I studied international development at Tulane University. In the development field, technology is often pointed to as a transformative tool that expands access to information, acts as a substitute for physical mobility, and allows people to leapfrog to higher stages of competitiveness. Unlike the developing world, the United States has the basic infrastructure to allow populations to benefit from the internet; reliable electrical grids, public infrastructure such as roads and libraries, and community organizations dedicated to addressing unmet needs.

Access to information accelerates local learning and can help establish connections to supportive resources. Focusing limited public or private funds on expanding one of the quickest delivery systems that also promotes self-reliance and innovation is arguably the way to transcend obstacles in these communities. Building a local capacity for internet access has benefits for entire populations, and concentrating on utilizing such services in areas with the most need is smart policy. Public libraries are being used to create resumes, utilize employment services, access online job resources, and apply for jobs, and are uniquely positioned to provide these services to the under and unemployed. The best part is that they already exist and can be rejuvenated and rededicated.
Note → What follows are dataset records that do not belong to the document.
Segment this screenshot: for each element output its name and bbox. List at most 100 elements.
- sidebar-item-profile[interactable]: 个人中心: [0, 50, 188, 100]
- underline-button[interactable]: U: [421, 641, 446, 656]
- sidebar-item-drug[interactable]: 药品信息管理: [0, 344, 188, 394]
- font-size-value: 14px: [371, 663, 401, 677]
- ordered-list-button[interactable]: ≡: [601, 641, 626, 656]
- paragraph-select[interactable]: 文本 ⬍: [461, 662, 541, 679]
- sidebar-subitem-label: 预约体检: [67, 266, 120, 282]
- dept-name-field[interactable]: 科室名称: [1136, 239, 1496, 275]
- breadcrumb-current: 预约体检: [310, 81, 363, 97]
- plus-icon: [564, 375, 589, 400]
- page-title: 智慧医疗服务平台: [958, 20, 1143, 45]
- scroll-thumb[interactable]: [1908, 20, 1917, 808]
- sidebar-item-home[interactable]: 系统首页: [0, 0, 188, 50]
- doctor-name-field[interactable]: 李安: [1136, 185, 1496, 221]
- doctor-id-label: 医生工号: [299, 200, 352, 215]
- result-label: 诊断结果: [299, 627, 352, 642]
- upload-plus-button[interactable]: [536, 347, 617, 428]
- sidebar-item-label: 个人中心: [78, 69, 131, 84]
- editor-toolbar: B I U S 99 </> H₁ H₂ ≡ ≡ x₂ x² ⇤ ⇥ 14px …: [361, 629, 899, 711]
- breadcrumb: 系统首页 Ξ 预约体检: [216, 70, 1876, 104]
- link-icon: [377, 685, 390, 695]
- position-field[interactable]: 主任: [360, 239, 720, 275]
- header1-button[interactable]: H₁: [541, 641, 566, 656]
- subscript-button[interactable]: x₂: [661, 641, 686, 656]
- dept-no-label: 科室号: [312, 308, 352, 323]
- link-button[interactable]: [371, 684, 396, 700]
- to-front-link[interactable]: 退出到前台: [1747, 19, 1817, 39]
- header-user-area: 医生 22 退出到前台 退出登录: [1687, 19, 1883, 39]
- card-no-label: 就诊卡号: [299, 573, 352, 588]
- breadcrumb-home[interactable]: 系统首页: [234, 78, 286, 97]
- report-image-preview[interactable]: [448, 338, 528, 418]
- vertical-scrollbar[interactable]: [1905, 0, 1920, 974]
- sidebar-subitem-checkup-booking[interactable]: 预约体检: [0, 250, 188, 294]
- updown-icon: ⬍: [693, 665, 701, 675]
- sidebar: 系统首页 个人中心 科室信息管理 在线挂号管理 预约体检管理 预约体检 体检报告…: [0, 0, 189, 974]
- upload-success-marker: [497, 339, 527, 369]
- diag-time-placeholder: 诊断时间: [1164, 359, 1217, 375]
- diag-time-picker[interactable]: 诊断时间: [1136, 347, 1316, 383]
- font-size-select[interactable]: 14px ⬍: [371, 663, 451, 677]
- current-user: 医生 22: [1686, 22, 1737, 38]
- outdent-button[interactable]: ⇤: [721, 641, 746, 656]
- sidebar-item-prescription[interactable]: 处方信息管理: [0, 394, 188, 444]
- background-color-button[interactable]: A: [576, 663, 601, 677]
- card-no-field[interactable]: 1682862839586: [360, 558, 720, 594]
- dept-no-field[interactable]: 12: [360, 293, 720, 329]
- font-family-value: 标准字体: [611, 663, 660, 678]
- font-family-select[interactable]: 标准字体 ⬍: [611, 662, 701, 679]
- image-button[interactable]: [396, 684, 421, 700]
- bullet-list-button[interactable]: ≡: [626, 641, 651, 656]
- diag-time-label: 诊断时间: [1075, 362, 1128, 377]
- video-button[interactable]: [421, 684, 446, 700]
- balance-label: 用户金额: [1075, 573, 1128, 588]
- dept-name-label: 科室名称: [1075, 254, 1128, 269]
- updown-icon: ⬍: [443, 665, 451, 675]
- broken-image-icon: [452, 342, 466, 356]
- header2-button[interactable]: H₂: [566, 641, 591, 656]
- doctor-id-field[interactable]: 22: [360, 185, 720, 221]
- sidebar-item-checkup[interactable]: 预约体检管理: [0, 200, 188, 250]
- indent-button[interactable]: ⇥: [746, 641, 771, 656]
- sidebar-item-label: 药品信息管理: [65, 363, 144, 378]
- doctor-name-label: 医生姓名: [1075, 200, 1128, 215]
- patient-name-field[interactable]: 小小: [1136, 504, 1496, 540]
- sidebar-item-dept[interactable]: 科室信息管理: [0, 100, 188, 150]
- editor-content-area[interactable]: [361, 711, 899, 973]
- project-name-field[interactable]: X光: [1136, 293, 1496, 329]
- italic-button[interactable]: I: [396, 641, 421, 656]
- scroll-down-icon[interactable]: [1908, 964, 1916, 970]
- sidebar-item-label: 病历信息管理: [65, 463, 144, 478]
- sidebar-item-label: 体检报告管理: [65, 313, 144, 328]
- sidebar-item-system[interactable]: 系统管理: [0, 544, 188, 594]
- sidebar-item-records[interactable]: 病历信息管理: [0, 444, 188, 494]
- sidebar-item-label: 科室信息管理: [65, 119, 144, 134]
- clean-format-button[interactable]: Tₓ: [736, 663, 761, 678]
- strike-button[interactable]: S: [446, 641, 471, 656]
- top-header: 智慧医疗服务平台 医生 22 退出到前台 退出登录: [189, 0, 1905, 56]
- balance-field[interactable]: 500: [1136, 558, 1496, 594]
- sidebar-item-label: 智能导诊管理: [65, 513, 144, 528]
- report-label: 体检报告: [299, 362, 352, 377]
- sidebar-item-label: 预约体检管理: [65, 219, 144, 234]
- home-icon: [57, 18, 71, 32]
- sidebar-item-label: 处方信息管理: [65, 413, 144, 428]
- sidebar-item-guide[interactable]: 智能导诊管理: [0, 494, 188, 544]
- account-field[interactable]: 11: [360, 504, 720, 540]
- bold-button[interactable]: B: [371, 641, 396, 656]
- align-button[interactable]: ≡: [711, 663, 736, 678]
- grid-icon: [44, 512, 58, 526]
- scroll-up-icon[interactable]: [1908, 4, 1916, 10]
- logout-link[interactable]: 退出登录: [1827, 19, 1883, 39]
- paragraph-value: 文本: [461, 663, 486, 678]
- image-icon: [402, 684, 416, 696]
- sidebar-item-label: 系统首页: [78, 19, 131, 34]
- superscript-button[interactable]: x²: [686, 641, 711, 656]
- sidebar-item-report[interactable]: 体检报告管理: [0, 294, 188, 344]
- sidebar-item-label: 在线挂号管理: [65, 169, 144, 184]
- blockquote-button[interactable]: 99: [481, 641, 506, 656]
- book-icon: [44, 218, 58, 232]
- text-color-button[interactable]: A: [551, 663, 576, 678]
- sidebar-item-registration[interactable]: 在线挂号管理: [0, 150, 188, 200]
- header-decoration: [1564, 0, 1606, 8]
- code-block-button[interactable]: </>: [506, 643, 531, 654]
My background in policy drives me to want to find a solution. My experience in Washington, DC gives me perspective on how challenging that is. But the current situation facing six million young people is far too grave to allow for complacency from our political and community leaders. In a political environment where very little is being done to address the real issues of our country, it is imperative we make a concerted effort to improve the lives of our generation. The Opportunity Index provided us with exactly what we needed: the opportunity.